Tatsächlich waren „die Griechen“ Syrer. Als das Reich Alexanders des
Großen zwischen seinen Generälen aufgeteilt wurde, übernahm Seleucus
Syrien und das Land im Osten. Es war dieses Mini-Reich, gegen das
die Makkabäer sich erhoben.
Es war
nicht nur ein national-religiöser Kampf gegen das Regime, das die
hellenische Kultur den Juden aufzwingen wollte, sondern auch ein
grausamer Bürgerkrieg. Der Hauptkampf der Makkabäer war gegen die
„Hellenisten“, die kulturelle, moderne jüdische Elite, die
griechisch sprach und ein Teil der zivilisierten Welt sein wollte.

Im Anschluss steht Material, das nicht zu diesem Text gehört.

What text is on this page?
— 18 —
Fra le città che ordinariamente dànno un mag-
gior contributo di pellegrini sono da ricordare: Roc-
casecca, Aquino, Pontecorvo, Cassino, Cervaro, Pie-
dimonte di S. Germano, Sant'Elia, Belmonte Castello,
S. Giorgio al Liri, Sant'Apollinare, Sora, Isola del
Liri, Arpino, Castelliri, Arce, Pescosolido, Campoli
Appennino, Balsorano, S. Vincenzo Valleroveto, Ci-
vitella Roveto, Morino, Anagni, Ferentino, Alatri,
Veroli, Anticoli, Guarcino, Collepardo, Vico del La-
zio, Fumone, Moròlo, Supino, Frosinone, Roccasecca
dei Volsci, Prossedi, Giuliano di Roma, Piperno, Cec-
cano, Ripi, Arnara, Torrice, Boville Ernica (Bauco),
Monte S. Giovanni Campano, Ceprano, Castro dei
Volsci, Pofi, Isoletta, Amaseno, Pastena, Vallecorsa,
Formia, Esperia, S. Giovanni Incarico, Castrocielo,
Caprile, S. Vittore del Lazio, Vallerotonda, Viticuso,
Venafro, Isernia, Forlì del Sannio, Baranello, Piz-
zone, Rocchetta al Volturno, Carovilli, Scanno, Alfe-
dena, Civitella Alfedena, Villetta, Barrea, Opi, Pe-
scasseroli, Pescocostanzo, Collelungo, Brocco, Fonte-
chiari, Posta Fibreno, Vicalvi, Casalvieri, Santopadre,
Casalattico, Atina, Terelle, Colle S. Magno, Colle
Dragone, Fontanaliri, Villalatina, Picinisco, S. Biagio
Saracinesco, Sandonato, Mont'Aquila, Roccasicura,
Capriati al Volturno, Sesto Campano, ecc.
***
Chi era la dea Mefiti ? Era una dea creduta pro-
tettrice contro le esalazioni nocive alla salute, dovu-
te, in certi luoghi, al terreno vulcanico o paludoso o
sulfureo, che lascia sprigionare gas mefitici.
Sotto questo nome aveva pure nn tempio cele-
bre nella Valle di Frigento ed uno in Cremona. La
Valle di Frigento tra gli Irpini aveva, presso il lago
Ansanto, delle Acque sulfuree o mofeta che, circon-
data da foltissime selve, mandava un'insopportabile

Die Makkabäer waren fundamentalistische Anhänger der alten Religion.
Mit
Ausdrücken der heutigen Zeit waren sie die ISIS ihrer Zeit. Aber das
ist nicht das, was wir lernten (Und was heute in der Schule gelehrt
wird.)
Die
Makkabäer (oder nach ihrem Dynastie-Namen Hasmonäer) errichteten
einen jüdischen Staat, den letzten in Palästina, der 200 Jahre
bestand. Im Gegensatz zu Nachfolgern und Imitatoren hatten sie viel
politische Weisheit. Schon während ihrer Rebellion kontaktierten sie
die aufkommende römische Republik und sicherten sich ihre Hilfe.
Doch
die Makkabäer gewannen mit Hilfe eines Zufalls. Ihre Revolte war ein
riskantes Abenteuer. Sie verdankten letztendlich ihren Sieg den
inneren Problemen, die das Seleukidenreich bedrängte.
Die
Ironie dieser Geschichte ist, dass die hasmonäischen Könige selbst
durch und durch hellenisiert wurden und griechische Namen trugen.
DIE
NÄCHSTE große Rebellion begann im Jahr 66 AD. Anders als die
makkabäische Revolte, war es eine total verrückte Affäre.
Die
Zeloten gehörten zu verschiedenen einander konkurrierenden Gruppen,
die sich bis zum Ende nicht einigen konnten. Ihre Rebellion, die
„Große Rebellion“ genannt, war auch eine fanatisch
national-religiöse Angelegenheit.
Zu
jener Zeit füllten messianische Ideen die Luft in Palästina. Das
Land absorbierte religiöse Ideen aus allen Richtungen – hellenische,
persische, ägyptische – und vermischte sie mit den jüdischen
Traditionen. Es war in dieser fieberhaften Atmosphäre, als das
Christentum geboren wurde und das Buch des Hiob und andere spätere
Bücher der hebräischen Bibel geschrieben wurden.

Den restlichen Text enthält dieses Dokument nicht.